The Antarctic Circumpolar Current is regarded as one of the most important currents in the world due to its role in transferring heat to other oceans. Despite its significance, not much is known regarding its role in affecting climate mainly because its turbulent conditions make it hard to observe and study. Reports indicated that the current can produce eddies or violent swirling vortices that are 30 to 200 kilometers wide.

As a solution, Siegelman turned to an animal that can easily withstand the current's conditions: a southern elephant seal. For her study, the scientist attached sensors with an antenna to the head of the animal. Although the instrument was glued to the seal's head, Siegelman noted that it didn't harm the animal in any way and was carried out without violating any established ethical standards.

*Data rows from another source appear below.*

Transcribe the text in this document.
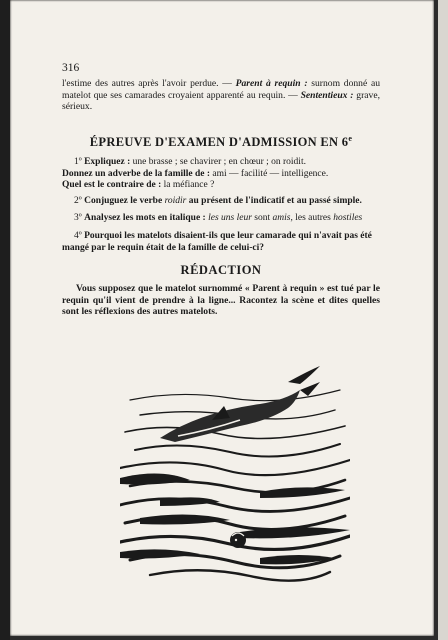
316
l'estime des autres après l'avoir perdue. — Parent à requin : surnom donné au matelot que ses camarades croyaient apparenté au requin. — Sententieux : grave, sérieux.
ÉPREUVE D'EXAMEN D'ADMISSION EN 6e
1º Expliquez : une brasse ; se chavirer ; en chœur ; on roidit.
Donnez un adverbe de la famille de : ami — facilité — intelligence.
Quel est le contraire de : la méfiance ?
2º Conjuguez le verbe roidir au présent de l'indicatif et au passé simple.
3º Analysez les mots en italique : les uns leur sont amis, les autres hostiles
4º Pourquoi les matelots disaient-ils que leur camarade qui n'avait pas été mangé par le requin était de la famille de celui-ci?
RÉDACTION
Vous supposez que le matelot surnommé « Parent à requin » est tué par le requin qu'il vient de prendre à la ligne... Racontez la scène et dites quelles sont les réflexions des autres matelots.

The Elephant Seal's Scientific Voyage

The elephant seal swam with the sensor through the areas crossed by the Antarctic Circumpolar Current for about three months. Through the data collected during its voyage, Siegelman learned exactly how the violent eddies produced by the current facilitated in the transfer of heat in the ocean.

"These medium-sized eddies are known to drive the production of small-scale fronts - sudden changes in water density similar to cold and warm fronts in the atmosphere," she explained in a statement. "We found that these fronts were evident some 500 meters [550 yards] into the ocean interior, not just in the surface layer like many studies suggest, and that they played an active role in vertical heat transport."

Ocean Pixabay

Findings Of The Study

According to Siegelman, heat from the Sun is naturally absorbed by the ocean's surface up to a certain point. Once the ocean reaches its threshold, the process of evaporation and precipitation begins. This prevents the surface from getting too hot. However, due to the heat transfer facilitated by the current, the ocean reaches its threshold at a much faster rate. This means it can no longer absorb as much heat from the Sun as it should.

Siegelman said this could explain how the current can affect the ocean's role in offsetting the effects of global warming. "This could be an important implication for our climate and the ocean's role in offsetting the effects of global warming by absorbing most of the heat," she explained.